A consumption tax, however, does not penalize savings because income from capital is not taxed.  This can be demonstrated by returning to our simple example of an individual that earns wages of $100.  If the individual saves the $100 at an annual yield of ten percent, he will have $110 at the end of one year.  The individual has ten percent more available for consumption by saving for one year.  If a 40 percent tax is introduced on consumption (in reality, because consumption is smaller than income, a higher tax may be needed under a consumption tax system relative to an income tax system), then the individual has $60 to spend or can save the entire $100.  If the individual saves the $100 for one year with an annual yield of ten percent, the individual will have $110 at the end of that time.  If the individual decides to consume it at the end of one year, the individual will have $66 ($110 less tax of $44) available to consume.  The individual still has ten percent more available for consumption by saving for one year even with a 40 percent tax on consumption.  As a result, assuming constant tax rates, a consumption tax does not discriminate between consumption and savings.  In other words, a consumption tax is neutral as between immediate consumption and future consumption. 

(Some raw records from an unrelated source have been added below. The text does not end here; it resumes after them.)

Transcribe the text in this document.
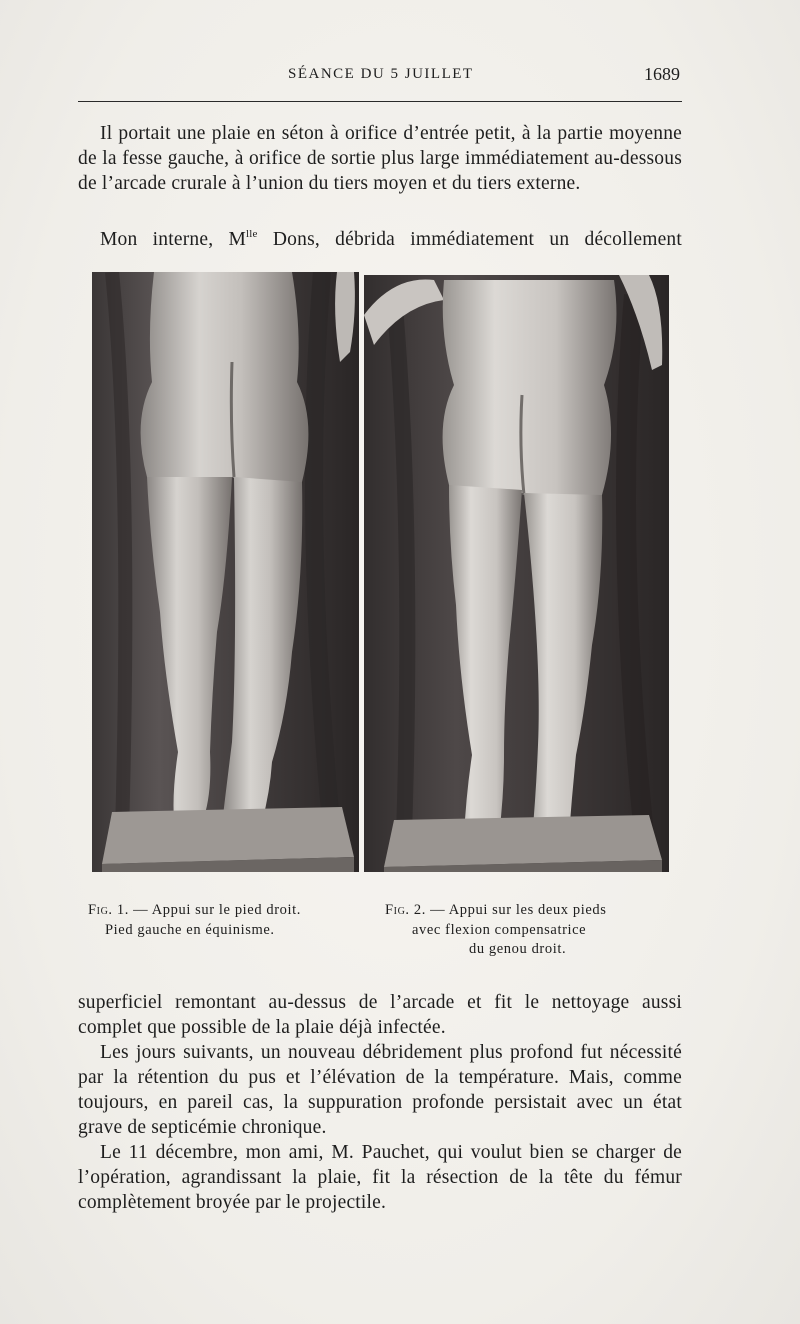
SÉANCE DU 5 JUILLET	1689

Il portait une plaie en séton à orifice d’entrée petit, à la partie moyenne de la fesse gauche, à orifice de sortie plus large immédiatement au-dessous de l’arcade crurale à l’union du tiers moyen et du tiers externe.

Mon interne, $M^{lle}$ Dons, débrida immédiatement un décollement

Fig. 1. — Appui sur le pied droit.
Pied gauche en équinisme.
Fig. 2. — Appui sur les deux pieds
avec flexion compensatrice
du genou droit.
superficiel remontant au-dessus de l’arcade et fit le nettoyage aussi complet que possible de la plaie déjà infectée.
Les jours suivants, un nouveau débridement plus profond fut nécessité par la rétention du pus et l’élévation de la température. Mais, comme toujours, en pareil cas, la suppuration profonde persistait avec un état grave de septicémie chronique.
Le 11 décembre, mon ami, M. Pauchet, qui voulut bien se charger de l’opération, agrandissant la plaie, fit la résection de la tête du fémur complètement broyée par le projectile.
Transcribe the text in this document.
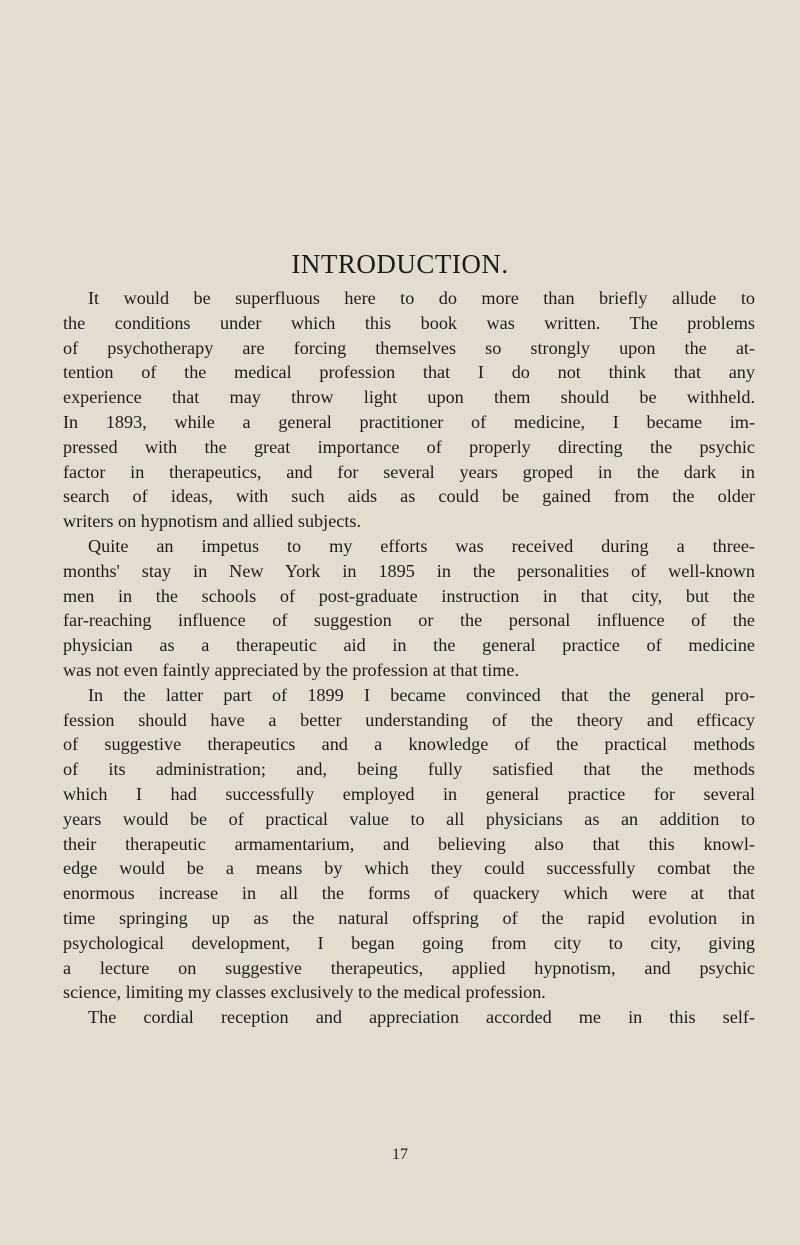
INTRODUCTION.
It would be superfluous here to do more than briefly allude to
the conditions under which this book was written. The problems
of psychotherapy are forcing themselves so strongly upon the at-
tention of the medical profession that I do not think that any
experience that may throw light upon them should be withheld.
In 1893, while a general practitioner of medicine, I became im-
pressed with the great importance of properly directing the psychic
factor in therapeutics, and for several years groped in the dark in
search of ideas, with such aids as could be gained from the older
writers on hypnotism and allied subjects.
Quite an impetus to my efforts was received during a three-
months' stay in New York in 1895 in the personalities of well-known
men in the schools of post-graduate instruction in that city, but the
far-reaching influence of suggestion or the personal influence of the
physician as a therapeutic aid in the general practice of medicine
was not even faintly appreciated by the profession at that time.
In the latter part of 1899 I became convinced that the general pro-
fession should have a better understanding of the theory and efficacy
of suggestive therapeutics and a knowledge of the practical methods
of its administration; and, being fully satisfied that the methods
which I had successfully employed in general practice for several
years would be of practical value to all physicians as an addition to
their therapeutic armamentarium, and believing also that this knowl-
edge would be a means by which they could successfully combat the
enormous increase in all the forms of quackery which were at that
time springing up as the natural offspring of the rapid evolution in
psychological development, I began going from city to city, giving
a lecture on suggestive therapeutics, applied hypnotism, and psychic
science, limiting my classes exclusively to the medical profession.
The cordial reception and appreciation accorded me in this self-
17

An extensive body of literature has developed over the years in which economists have attempted to estimate the economic gains that result from the economic efficiency of a consumption-based tax system.  In sampling the literature on the potential economic growth from tax reform, one of the most often-cited studies is contained in a 2001 paper by David Altig, Alan J. Auerbach, Lawrence J. Kotlikoff, Kent A. Smetters and Jan Walliser.   The authors conduct a study simulating five different tax reform proposals, including four consumption tax proposals.  They estimate long-run output gains of 1.9 percent to 9.4 for the four consumption tax proposals.  In 2005, the President’s Advisory Panel on Tax Reform issued its report, which included discussion of a Progressive Consumption Tax Plan.  The Treasury Department, using three different models, suggested long-run output gains of two to six percent for the Progressive Consumption Tax Plan.  As the President’s Advisory Panel noted: “While the studies [of consumption tax plans] produce different estimates of how taxing consumption rather than income would affect economic growth, virtually all such studies suggest that the long-run level of national income would be higher.”